А мы с соседями Девятое мая отпраздновали на горке прямо за нашим огородом. На горке этой когда-то были выстроены великолепные немецкие фортификации по самому последнему слову оборонительной науки. Отличное место: всё вообще простреливается насквозь. Объём выполненных землекопательных работ впечатляет до сих пор.
В позапрошлом году, рассказывают бабки, приезжали немцы из Германии. Спросили, где могилки, им показали. Там крестик стоит серенький с тремя перекладинами.
Крестик этот поставила баба Паша — она умерла года три назад.
Когда в войну на стратегической горке возле нашей деревни стало тихо, баба Паша (тогда ещё, конечно, баба в совсем другом смысле) потихоньку перетаскала и наших, и немцев на кладбище, что прямо за околицей. Выкопала две ямы — у нас почва песчаная, копать легко.
Похоронила в одной яме наших, в другой немцев. А крестик поставила между ними: пускай там Господь сам разбирается.
«Ты уж как доберёшься, позвони сразу», — наставлял неразумного своего брата провожавший его петербуржский житель. Брат кивал и был на всё согласный, лишь бы его отправили наконец в путь до вожделенного города Витебск.
Брат облобызал брата и убежал торопливо по неотложным своим петербуржским делам, а оставшийся брат сел на нижнее боковое место и некоторое время смотрел в окно. В окне было всё то же, что он видел в предыдущий месяц. Купил у проезжавшего по вагону тележечника небольшую, очень маленькую, бутылку горилки (во львовском поезде водки не продают). Потом тележечник поехал обратно и опять продавал горилку.
На станции Дно в вагон вошли линейные милиционеры. «Где тут?» — спросили они. «Вон», — указали пассажиры.
Обули, завязали шнурки на ботинках, увели куда-то. А он так и не промолвил ни слова.
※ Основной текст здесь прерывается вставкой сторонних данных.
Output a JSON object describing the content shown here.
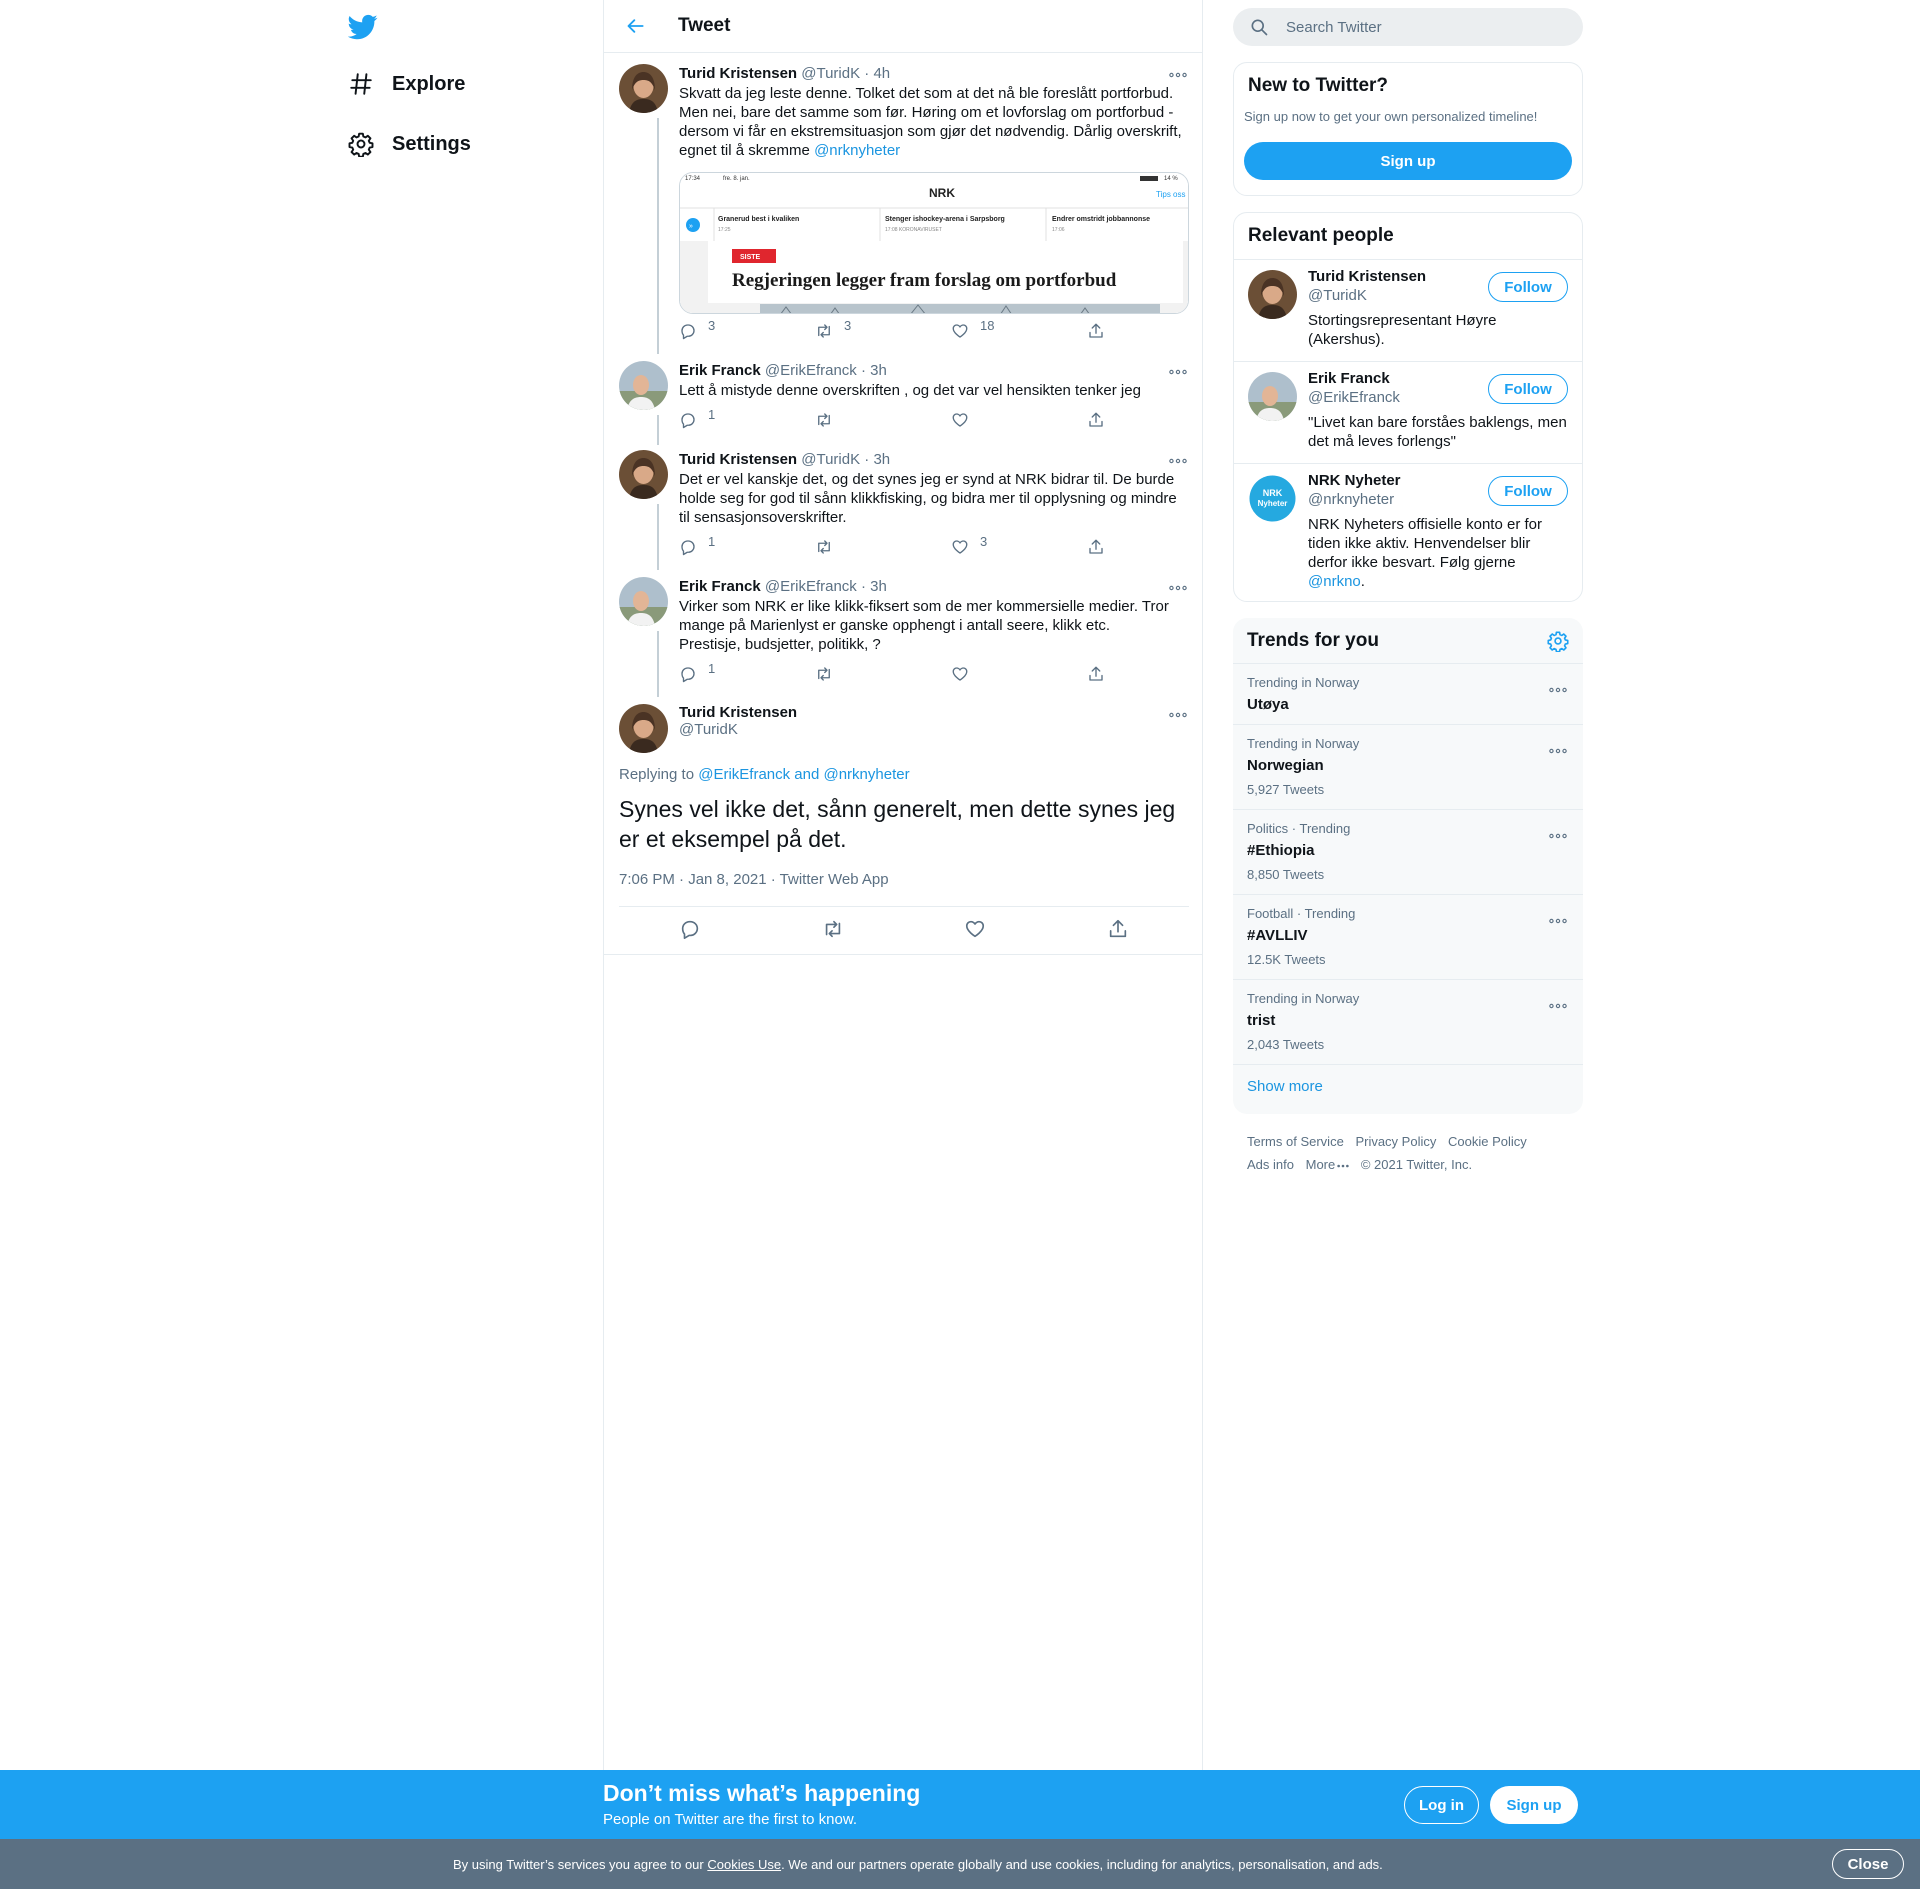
{
  "nav": {
    "logo_icon": "twitter-bird-icon",
    "items": [
      {
        "label": "Explore",
        "icon": "hashtag-icon"
      },
      {
        "label": "Settings",
        "icon": "gear-icon"
      }
    ]
  },
  "header": {
    "title": "Tweet"
  },
  "thread": [
    {
      "name": "Turid Kristensen",
      "handle": "@TuridK",
      "time": "· 4h",
      "text": "Skvatt da jeg leste denne. Tolket det som at det nå ble foreslått portforbud. Men nei, bare det samme som før. Høring om et lovforslag om portforbud - dersom vi får en ekstremsituasjon som gjør det nødvendig. Dårlig overskrift, egnet til å skremme ",
      "mention": "@nrknyheter",
      "replies": "3",
      "retweets": "3",
      "likes": "18",
      "embed": {
        "status_time": "17:34",
        "status_date": "fre. 8. jan.",
        "status_right": "14 %",
        "brand": "NRK",
        "tips": "Tips oss",
        "nav_items": [
          {
            "title": "Granerud best i kvaliken",
            "sub": "17:25"
          },
          {
            "title": "Stenger ishockey-arena i Sarpsborg",
            "sub": "17:08  KORONAVIRUSET"
          },
          {
            "title": "Endrer omstridt jobbannonse",
            "sub": "17:06"
          }
        ],
        "badge": "SISTE",
        "headline": "Regjeringen legger fram forslag om portforbud"
      }
    },
    {
      "name": "Erik Franck",
      "handle": "@ErikEfranck",
      "time": "· 3h",
      "text": "Lett å mistyde denne overskriften , og det var vel hensikten tenker jeg",
      "replies": "1",
      "retweets": "",
      "likes": ""
    },
    {
      "name": "Turid Kristensen",
      "handle": "@TuridK",
      "time": "· 3h",
      "text": "Det er vel kanskje det, og det synes jeg er synd at NRK bidrar til. De burde holde seg for god til sånn klikkfisking, og bidra mer til opplysning og mindre til sensasjonsoverskrifter.",
      "replies": "1",
      "retweets": "",
      "likes": "3"
    },
    {
      "name": "Erik Franck",
      "handle": "@ErikEfranck",
      "time": "· 3h",
      "text": "Virker som NRK er  like klikk-fiksert som de mer kommersielle medier. Tror mange  på Marienlyst er ganske opphengt i antall seere, klikk etc.\n Prestisje, budsjetter, politikk, ?",
      "replies": "1",
      "retweets": "",
      "likes": ""
    }
  ],
  "main": {
    "name": "Turid Kristensen",
    "handle": "@TuridK",
    "replying_prefix": "Replying to ",
    "replying_to": "@ErikEfranck and @nrknyheter",
    "text": "Synes vel ikke det, sånn generelt, men dette synes jeg er et eksempel på det.",
    "meta": "7:06 PM · Jan 8, 2021 · Twitter Web App"
  },
  "search": {
    "placeholder": "Search Twitter"
  },
  "new_to_twitter": {
    "title": "New to Twitter?",
    "subtitle": "Sign up now to get your own personalized timeline!",
    "button": "Sign up"
  },
  "relevant_people": {
    "title": "Relevant people",
    "people": [
      {
        "name": "Turid Kristensen",
        "handle": "@TuridK",
        "bio": "Stortingsrepresentant Høyre (Akershus).",
        "button": "Follow"
      },
      {
        "name": "Erik Franck",
        "handle": "@ErikEfranck",
        "bio": "\"Livet kan bare forståes baklengs, men det må leves forlengs\"",
        "button": "Follow"
      },
      {
        "name": "NRK Nyheter",
        "handle": "@nrknyheter",
        "bio": "NRK Nyheters offisielle konto er for tiden ikke aktiv. Henvendelser blir derfor ikke besvart. Følg gjerne ",
        "bio_link": "@nrkno",
        "bio_end": ".",
        "button": "Follow",
        "avatar_text_1": "NRK",
        "avatar_text_2": "Nyheter"
      }
    ]
  },
  "trends": {
    "title": "Trends for you",
    "items": [
      {
        "context": "Trending in Norway",
        "title": "Utøya",
        "count": ""
      },
      {
        "context": "Trending in Norway",
        "title": "Norwegian",
        "count": "5,927 Tweets"
      },
      {
        "context": "Politics · Trending",
        "title": "#Ethiopia",
        "count": "8,850 Tweets"
      },
      {
        "context": "Football · Trending",
        "title": "#AVLLIV",
        "count": "12.5K Tweets"
      },
      {
        "context": "Trending in Norway",
        "title": "trist",
        "count": "2,043 Tweets"
      }
    ],
    "show_more": "Show more"
  },
  "footer": {
    "links": [
      "Terms of Service",
      "Privacy Policy",
      "Cookie Policy",
      "Ads info",
      "More"
    ],
    "copyright": "© 2021 Twitter, Inc."
  },
  "banner": {
    "title": "Don’t miss what’s happening",
    "subtitle": "People on Twitter are the first to know.",
    "login": "Log in",
    "signup": "Sign up"
  },
  "cookie": {
    "before": "By using Twitter’s services you agree to our ",
    "link": "Cookies Use",
    "after": ". We and our partners operate globally and use cookies, including for analytics, personalisation, and ads.",
    "close": "Close"
  },
  "colors": {
    "accent": "#1da1f2",
    "link": "#1b95e0",
    "secondary_text": "#5b7083",
    "cookie_bar": "#5b7083",
    "siste_red": "#e0262e"
  }
}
Это только по карте кажется, что от Петербурга до Витебска всего-то ничего. А если посмотреть даже на самую большую карту мира, то и до Антарктиды максимум полметра. А потом оказывается, что и в самом быстром пароходе плыть до неё полгода. И до Витебска тоже не всегда за один раз доедешь.
Вернулся домой.
Старухи в очереди перед автолавкой неодобрительно посмотрели на мерседес с тонированными стёклами, в котором я приехал с вокзала. Хозяин мерседеса, впрочем, в ходе дорожного разговора неохотно признался, что автомобиль его девяносто первого года, но всё равно лучше чем новый.